Не знаю, с чего начать. Прошло всего несколько минут с нашей последней встречи. Вы обе, твоя мама в чуть меньшей степени, многие годы появлялись и исчезали безо всякой системы. Порой бывало, мы сидим за одним столом, и я поднимаюсь налить воды, а вернувшись, обнаруживаю, что вы обе исчезли. Я не могу сказать, что случилось с временной шкалой, знаю только то, что ничего хорошего. Твой прадедушка однажды пытался объяснить мне понятие «запечатления»: как временная шкала подлаживается к действиям путешественников, а если это невозможно, оставляет их оттиски, чтобы сохранить свою целостность. Жаль, что я тогда слушала невнимательно. Смещаются самые большие шестерни времени, а я могу быть лишь бессильным зрителем.
Я помню твое появление в Лондоне, словно это случилось вчера.

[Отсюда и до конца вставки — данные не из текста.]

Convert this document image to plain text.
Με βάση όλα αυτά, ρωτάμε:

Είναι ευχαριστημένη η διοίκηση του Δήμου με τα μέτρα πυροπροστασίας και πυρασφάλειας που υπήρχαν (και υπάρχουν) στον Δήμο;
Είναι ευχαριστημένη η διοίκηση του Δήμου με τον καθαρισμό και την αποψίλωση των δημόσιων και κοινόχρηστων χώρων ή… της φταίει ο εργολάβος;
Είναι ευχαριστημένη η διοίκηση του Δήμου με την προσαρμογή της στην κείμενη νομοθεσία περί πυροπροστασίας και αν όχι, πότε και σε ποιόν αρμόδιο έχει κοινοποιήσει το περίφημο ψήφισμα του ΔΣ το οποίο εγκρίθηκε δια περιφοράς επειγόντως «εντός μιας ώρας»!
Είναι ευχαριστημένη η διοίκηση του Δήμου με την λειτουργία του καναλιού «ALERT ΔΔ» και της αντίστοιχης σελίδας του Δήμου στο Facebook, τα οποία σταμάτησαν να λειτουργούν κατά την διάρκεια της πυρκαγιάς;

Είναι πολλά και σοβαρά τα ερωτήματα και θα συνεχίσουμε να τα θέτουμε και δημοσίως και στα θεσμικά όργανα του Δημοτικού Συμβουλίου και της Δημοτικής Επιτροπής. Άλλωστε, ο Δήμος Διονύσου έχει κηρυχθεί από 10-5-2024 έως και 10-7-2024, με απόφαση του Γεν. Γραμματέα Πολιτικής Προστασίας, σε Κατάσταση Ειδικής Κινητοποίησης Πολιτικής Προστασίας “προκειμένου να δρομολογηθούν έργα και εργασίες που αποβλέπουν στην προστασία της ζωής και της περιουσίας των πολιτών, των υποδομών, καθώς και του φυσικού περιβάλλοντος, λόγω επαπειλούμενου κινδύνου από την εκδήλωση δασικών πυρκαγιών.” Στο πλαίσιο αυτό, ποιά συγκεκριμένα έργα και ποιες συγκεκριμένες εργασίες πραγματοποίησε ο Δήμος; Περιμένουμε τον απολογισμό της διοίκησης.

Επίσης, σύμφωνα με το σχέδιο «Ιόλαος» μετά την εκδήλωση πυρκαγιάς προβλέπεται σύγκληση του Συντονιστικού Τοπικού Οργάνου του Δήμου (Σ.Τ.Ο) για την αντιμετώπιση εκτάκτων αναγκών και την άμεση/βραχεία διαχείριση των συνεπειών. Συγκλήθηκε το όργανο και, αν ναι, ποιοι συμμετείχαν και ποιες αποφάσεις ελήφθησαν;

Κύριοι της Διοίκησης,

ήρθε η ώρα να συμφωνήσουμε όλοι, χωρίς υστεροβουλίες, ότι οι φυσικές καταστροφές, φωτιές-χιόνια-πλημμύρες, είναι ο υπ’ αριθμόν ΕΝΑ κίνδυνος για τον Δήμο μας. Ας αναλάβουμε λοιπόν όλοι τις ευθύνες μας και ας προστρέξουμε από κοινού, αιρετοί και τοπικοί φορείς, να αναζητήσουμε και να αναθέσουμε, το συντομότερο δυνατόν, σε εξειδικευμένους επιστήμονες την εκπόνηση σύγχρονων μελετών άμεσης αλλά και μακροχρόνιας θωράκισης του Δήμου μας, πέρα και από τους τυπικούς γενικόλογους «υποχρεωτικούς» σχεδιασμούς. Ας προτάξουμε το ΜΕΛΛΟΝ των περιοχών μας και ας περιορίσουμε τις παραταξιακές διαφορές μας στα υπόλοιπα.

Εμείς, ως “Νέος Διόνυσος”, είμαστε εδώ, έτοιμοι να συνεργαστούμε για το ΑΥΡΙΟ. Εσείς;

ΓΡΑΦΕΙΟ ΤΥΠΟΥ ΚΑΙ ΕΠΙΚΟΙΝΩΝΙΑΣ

Помню выражение твоего лица, когда ты меня увидела, когда рассказывала, какой будет наша совместная жизнь. И верю: я прожила ее частично. Не целиком, наверное, но я благодарна судьбе за возможность быть твоей наставницей и подругой. Я рада, что увидела, как ты на моих глазах вырастаешь молодой леди. Но теперь я боюсь за тебя. Я видела и продолжаю видеть, как мир вокруг смещается ужасными волнами: разрушается одно мгновение, возрождается другое. Уверена: это как-то связано с вашими поисками, и знаю, что мой конец – тот, что я так явно увидела на твоем лице, – уже близок. Поэтому я предприняла ряд мер предосторожности на случай, если ты вернешься в незнакомый город. Документов должно хватить, чтобы заново начать жизнь здесь, если ты выберешь такой вариант.
«Если ты выберешь…». Поразительные слова – кажется, вашими с Роуз путешествиями всегда управляла какая-то неизбежность. Те из нас, кто остается, возможно, способны видеть это четче: как все в конечном итоге сплетается и соединяется. Во всем есть свой сценарий, разомкнутые петли которого в итоге должны сомкнуться. Выбор состоит в том, открывать ли новые или нет, как я подозреваю.
Утеночек, ты – гордость всей моей жизни. Я бы очень хотела еще раз послушать твою игру и надеюсь, что ты скоро вновь вернешься ко мне, если не здесь, то в прошлом. Я купила билеты на сентябрьский концерт в Метрополитене, на Баховский вечер; единственный вопрос: успеет ли эта чертова временная шкала снова выпрямиться и снова переплести твои дни с моими, чтобы мы могли пойти вместе.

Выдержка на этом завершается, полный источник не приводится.